Will the Kop finally be singing their Carroll at last against Newcastle?
     What might give Liverpool and England fans a glimmer of hope for the future of Andy Carroll as a top European and international footballer is to remember the devastating impact the relatively inexperienced player had in Premier League games against the likes of Aston Villa and Liverpool for the Magpies last season. 

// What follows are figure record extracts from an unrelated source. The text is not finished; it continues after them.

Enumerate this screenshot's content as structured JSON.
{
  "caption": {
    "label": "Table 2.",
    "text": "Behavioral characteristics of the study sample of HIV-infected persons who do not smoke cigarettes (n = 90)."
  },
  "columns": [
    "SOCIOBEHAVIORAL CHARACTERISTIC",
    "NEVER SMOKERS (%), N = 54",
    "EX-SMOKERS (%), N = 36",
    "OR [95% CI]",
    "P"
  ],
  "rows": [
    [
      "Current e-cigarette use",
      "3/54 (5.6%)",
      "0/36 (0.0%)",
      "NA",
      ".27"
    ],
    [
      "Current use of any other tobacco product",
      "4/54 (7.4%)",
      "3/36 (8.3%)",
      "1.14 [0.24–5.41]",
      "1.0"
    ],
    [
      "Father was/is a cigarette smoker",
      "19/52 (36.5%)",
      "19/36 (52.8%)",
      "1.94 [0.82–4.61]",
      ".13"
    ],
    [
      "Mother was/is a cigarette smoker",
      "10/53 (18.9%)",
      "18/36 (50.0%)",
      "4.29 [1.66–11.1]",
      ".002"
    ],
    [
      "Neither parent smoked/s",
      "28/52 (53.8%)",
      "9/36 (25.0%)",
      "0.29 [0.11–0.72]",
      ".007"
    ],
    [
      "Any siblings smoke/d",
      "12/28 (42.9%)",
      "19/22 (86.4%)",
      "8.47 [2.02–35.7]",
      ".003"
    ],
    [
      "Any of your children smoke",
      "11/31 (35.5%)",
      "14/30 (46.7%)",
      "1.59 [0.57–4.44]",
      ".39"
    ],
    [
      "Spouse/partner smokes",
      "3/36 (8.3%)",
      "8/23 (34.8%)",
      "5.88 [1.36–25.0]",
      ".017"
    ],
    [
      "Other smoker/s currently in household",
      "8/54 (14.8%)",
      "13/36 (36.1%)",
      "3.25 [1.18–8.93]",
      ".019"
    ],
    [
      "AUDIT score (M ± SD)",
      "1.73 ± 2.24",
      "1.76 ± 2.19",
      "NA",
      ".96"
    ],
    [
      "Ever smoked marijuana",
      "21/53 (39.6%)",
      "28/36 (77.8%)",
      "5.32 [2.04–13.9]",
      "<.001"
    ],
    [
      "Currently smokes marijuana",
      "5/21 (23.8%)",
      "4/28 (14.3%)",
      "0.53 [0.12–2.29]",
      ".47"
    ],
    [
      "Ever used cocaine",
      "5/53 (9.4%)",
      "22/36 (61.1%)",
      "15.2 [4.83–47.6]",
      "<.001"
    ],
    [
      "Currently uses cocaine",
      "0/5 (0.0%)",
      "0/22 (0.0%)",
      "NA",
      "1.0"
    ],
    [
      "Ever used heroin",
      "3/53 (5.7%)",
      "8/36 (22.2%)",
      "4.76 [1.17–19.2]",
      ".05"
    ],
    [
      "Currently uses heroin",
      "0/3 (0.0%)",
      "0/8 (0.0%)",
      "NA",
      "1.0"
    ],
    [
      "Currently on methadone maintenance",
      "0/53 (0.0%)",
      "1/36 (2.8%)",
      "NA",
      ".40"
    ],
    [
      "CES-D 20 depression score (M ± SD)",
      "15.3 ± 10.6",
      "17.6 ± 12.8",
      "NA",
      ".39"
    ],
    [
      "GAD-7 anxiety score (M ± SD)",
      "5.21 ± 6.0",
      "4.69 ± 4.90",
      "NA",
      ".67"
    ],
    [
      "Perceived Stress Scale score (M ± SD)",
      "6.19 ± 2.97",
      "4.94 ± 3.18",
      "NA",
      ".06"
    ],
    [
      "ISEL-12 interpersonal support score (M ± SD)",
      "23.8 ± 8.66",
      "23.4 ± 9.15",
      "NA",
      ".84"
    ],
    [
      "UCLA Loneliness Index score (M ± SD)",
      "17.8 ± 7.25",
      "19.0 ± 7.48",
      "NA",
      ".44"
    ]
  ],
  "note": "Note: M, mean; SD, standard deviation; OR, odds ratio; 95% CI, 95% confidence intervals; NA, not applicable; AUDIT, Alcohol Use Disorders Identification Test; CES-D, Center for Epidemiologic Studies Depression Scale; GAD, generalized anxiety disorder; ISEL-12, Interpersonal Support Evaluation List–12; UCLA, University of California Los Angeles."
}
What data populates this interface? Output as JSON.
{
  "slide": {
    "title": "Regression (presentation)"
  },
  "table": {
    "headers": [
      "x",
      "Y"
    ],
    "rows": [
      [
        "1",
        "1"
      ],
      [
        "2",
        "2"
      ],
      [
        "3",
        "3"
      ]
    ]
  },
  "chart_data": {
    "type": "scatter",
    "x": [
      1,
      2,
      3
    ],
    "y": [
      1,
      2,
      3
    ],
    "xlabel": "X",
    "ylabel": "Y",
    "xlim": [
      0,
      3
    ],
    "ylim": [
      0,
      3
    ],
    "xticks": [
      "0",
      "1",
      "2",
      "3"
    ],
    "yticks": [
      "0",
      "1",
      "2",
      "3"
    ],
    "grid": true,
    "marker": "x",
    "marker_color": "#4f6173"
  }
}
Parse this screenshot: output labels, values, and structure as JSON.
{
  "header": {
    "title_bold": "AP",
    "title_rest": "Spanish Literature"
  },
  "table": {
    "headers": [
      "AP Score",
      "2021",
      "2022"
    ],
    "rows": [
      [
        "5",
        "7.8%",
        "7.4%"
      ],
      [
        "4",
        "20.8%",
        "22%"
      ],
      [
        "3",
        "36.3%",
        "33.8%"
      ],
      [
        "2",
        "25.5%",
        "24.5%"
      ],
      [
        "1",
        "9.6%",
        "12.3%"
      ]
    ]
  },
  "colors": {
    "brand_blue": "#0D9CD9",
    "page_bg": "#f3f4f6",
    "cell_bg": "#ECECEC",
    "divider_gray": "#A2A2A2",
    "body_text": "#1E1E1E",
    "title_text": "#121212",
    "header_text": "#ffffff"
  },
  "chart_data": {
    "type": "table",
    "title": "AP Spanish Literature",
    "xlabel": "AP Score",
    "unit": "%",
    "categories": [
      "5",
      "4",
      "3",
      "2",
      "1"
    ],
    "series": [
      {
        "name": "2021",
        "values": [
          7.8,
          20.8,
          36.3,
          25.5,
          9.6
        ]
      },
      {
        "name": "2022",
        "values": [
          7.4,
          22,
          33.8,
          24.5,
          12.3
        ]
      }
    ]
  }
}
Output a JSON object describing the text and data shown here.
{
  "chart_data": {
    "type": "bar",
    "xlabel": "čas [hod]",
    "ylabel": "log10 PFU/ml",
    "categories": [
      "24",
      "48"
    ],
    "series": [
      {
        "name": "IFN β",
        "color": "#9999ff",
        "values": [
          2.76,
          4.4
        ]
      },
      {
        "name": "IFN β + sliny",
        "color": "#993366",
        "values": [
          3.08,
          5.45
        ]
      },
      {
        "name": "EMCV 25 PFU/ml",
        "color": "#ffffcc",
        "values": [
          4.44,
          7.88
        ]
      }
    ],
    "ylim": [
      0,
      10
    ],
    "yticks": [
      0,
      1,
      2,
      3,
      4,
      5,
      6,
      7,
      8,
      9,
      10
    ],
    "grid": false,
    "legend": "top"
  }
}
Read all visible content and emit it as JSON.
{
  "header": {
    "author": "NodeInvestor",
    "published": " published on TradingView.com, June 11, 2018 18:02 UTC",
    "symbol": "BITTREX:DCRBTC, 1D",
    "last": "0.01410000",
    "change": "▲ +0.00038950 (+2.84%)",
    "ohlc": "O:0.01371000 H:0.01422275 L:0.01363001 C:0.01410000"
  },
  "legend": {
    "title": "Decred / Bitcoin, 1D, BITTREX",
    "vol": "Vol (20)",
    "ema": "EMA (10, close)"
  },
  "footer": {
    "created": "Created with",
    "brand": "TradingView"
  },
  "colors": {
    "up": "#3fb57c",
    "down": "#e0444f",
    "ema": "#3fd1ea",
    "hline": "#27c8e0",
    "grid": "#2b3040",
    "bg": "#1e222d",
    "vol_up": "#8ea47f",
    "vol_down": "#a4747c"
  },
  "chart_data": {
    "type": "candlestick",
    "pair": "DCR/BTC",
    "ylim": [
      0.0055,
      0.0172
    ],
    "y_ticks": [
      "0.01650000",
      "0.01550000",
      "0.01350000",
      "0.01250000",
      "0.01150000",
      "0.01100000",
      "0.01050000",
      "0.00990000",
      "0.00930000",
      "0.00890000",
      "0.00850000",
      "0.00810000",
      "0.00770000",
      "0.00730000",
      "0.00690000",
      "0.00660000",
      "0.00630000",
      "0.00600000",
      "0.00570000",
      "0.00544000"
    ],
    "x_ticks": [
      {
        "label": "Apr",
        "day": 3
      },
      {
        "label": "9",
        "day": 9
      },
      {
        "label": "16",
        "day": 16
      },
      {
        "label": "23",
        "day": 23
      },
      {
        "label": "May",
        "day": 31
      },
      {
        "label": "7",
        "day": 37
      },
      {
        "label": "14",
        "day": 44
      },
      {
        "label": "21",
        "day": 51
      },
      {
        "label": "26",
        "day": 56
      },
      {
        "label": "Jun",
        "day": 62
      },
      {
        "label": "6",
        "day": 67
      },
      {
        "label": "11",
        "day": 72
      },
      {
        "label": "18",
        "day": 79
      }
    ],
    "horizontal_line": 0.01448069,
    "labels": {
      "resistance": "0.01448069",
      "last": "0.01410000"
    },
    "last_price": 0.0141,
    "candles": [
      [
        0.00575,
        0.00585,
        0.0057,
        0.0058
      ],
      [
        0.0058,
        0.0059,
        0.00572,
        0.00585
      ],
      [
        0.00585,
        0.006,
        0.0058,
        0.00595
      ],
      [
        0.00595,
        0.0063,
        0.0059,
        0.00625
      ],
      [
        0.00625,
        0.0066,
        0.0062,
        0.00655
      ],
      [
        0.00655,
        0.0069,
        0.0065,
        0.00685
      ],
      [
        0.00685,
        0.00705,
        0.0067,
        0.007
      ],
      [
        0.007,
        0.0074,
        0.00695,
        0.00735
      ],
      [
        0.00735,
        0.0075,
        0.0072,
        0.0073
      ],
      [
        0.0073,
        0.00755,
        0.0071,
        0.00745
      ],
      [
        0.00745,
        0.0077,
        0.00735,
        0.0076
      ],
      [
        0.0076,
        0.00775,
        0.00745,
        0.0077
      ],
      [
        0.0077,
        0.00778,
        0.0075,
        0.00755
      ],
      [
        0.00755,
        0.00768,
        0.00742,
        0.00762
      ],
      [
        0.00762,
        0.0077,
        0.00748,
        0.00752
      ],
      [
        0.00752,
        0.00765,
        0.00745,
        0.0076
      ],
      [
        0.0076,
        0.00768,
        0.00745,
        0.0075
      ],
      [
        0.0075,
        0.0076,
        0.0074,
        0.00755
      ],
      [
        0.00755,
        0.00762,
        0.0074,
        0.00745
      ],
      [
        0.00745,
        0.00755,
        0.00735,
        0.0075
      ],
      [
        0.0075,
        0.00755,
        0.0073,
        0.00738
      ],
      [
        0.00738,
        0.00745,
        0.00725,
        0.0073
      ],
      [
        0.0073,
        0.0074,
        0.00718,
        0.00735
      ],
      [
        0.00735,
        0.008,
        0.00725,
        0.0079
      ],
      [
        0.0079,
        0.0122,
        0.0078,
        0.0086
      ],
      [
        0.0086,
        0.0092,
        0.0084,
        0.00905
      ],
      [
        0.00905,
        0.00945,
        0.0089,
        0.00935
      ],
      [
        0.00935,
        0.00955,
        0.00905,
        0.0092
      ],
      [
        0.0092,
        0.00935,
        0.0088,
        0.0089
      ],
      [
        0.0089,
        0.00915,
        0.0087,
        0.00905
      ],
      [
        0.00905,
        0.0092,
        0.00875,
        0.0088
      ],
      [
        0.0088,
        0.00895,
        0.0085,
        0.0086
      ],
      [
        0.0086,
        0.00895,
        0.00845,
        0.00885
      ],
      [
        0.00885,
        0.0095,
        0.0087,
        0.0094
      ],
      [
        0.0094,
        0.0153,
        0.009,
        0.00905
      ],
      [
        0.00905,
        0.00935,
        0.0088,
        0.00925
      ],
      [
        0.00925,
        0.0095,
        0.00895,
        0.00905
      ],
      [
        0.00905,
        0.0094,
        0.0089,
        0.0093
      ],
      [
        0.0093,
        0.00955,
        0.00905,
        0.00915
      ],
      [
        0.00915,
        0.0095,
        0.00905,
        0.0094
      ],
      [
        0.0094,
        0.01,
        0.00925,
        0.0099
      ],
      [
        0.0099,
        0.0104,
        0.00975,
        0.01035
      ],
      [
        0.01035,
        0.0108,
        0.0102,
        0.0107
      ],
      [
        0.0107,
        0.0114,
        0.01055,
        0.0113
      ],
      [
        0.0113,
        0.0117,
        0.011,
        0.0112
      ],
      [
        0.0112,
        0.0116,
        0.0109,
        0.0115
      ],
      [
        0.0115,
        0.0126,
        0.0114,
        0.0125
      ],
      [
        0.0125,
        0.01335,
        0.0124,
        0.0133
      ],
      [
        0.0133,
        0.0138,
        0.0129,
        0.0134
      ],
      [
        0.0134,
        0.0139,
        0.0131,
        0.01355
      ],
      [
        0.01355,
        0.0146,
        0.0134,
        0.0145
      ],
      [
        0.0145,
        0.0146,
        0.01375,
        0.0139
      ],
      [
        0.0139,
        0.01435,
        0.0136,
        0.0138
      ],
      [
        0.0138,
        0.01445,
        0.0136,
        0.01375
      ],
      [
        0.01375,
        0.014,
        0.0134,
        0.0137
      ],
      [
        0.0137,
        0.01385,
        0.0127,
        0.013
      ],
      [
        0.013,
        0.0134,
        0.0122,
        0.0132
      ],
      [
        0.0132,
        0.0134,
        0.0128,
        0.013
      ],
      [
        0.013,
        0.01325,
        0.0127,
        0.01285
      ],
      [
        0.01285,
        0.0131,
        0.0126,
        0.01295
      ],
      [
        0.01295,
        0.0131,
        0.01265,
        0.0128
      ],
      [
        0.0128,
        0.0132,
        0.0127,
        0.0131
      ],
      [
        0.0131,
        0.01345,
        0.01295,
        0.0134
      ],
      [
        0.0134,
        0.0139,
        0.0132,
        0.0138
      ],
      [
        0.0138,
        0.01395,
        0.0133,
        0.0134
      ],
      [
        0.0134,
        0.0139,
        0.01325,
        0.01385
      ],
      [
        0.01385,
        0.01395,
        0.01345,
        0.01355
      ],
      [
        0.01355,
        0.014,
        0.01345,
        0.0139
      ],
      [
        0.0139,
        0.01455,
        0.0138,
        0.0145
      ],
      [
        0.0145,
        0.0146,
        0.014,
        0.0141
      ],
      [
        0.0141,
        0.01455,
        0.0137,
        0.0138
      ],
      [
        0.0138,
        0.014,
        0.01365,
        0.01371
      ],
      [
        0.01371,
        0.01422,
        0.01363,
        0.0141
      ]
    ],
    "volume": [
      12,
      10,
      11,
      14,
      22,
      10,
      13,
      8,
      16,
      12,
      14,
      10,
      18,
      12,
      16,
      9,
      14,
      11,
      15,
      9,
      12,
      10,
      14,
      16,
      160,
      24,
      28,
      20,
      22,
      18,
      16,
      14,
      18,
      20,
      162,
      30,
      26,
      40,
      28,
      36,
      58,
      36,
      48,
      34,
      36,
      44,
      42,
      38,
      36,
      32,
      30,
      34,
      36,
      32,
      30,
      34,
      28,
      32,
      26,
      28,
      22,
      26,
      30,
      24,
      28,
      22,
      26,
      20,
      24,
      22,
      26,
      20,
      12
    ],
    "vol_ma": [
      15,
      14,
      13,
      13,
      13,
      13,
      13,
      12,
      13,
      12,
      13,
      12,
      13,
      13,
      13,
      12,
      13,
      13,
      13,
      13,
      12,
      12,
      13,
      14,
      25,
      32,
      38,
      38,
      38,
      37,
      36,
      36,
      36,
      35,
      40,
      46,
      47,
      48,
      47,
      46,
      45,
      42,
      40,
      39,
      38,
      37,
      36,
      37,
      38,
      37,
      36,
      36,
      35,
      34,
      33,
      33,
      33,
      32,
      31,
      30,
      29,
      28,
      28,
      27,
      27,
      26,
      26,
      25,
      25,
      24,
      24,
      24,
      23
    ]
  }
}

     The man who was tipped to have a bright future by Italy legend Gianluigi Buffon, who faced an 18-year-old Carroll in 2007, has also been praised highly by his former manager Alan Pardew. Pardew has described the effects of losing Carroll last season in unequivocal terms. He has pinpointed the loss of the striker as a key reason for his side's poor performance away to Fulham last season. "There is no doubt it was an after-effect of the sale", claims Pardew. "When Andy left, it was as disappointing a week as I have felt at this club", he added, highlighting just how much he felt he had lost with the departure of Carroll to Liverpool.
     Perhaps the (now controversial) record-breaking transfer of year ago that left Alan Pardew "feeling dejected" may yet lift the spirits of a Kop robbed of their new talisman through suspension and leave Kenny Dalglish feeling vindicated.